In some ways, a significant portion of western culture since the conclusion of World War II has sought to do that very objective. Today we reap the fruits of that “success” as we endure a degraded culture that sees fit to promote ugliness as a virtue.

What’s funny is that one of the core claims for the calendar makers is that they were creating something revolutionary. It is anything but. There’s nothing rebellious in stoking the vanity of some of the wealthiest and most powerful women in the world. There is no institutionalized patriarchy that was rattled to the core by Schumer’s bemused glance.

In fact, as enthusiastic outlets noted, it was directed at Internet trolls — a much-despised group with virtually no power. These are the elites of our society saying they are oppressed and revolting against the imaginary patriarchy of insignificant plebeians. (RELATED: Amy Schumer Is The Perfect Spokeswoman For Gun Control)

There is also no serious conflict or struggle implied in this art — an important trait of western culture. For example, “The Odyssey” told the story of a man who had to struggle against terrifying monsters and spiteful gods to make it home in order to slaughter bad-mannered suitors. That’s an epic tale of conflict and overcoming.
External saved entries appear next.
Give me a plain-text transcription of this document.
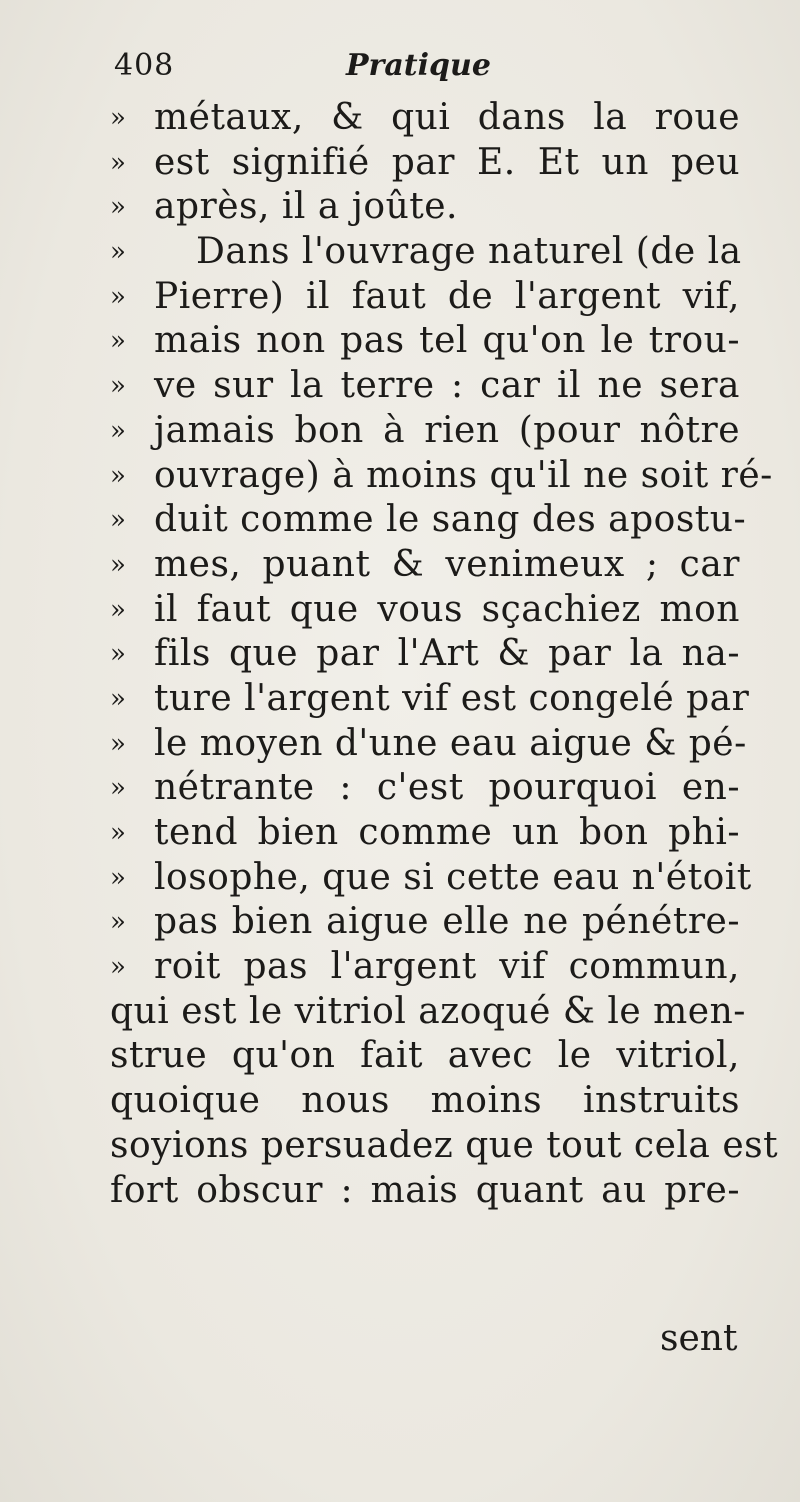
408	Pratique
» métaux, & qui dans la roue
» est signifié par E. Et un peu
» après, il a joûte.
» Dans l'ouvrage naturel (de la
» Pierre) il faut de l'argent vif,
» mais non pas tel qu'on le trou-
» ve sur la terre : car il ne sera
» jamais bon à rien (pour nôtre
» ouvrage) à moins qu'il ne soit ré-
» duit comme le sang des apostu-
» mes, puant & venimeux ; car
» il faut que vous sçachiez mon
» fils que par l'Art & par la na-
» ture l'argent vif est congelé par
» le moyen d'une eau aigue & pé-
» nétrante : c'est pourquoi en-
» tend bien comme un bon phi-
» losophe, que si cette eau n'étoit
» pas bien aigue elle ne pénétre-
» roit pas l'argent vif commun,
qui est le vitriol azoqué & le men-
strue qu'on fait avec le vitriol,
quoique nous moins instruits
soyions persuadez que tout cela est
fort obscur : mais quant au pre-
sent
In Schumer’s case, a rich and acclaimed comedian stares out at a society that refuses to censor online commenters who say mean things about her.

Talk about a real conflict.

Overall, the calendar fails to do one thing it sets out to do: be revolutionary. It is instead reaffirms the views of a privileged caste against the criticism of a few remaining holdouts. You could say it so tied with the institutions that dominate our society that it becomes reactionary.

And more importantly, it becomes a dull testament to the narcissism and insularity of contemporary feminists.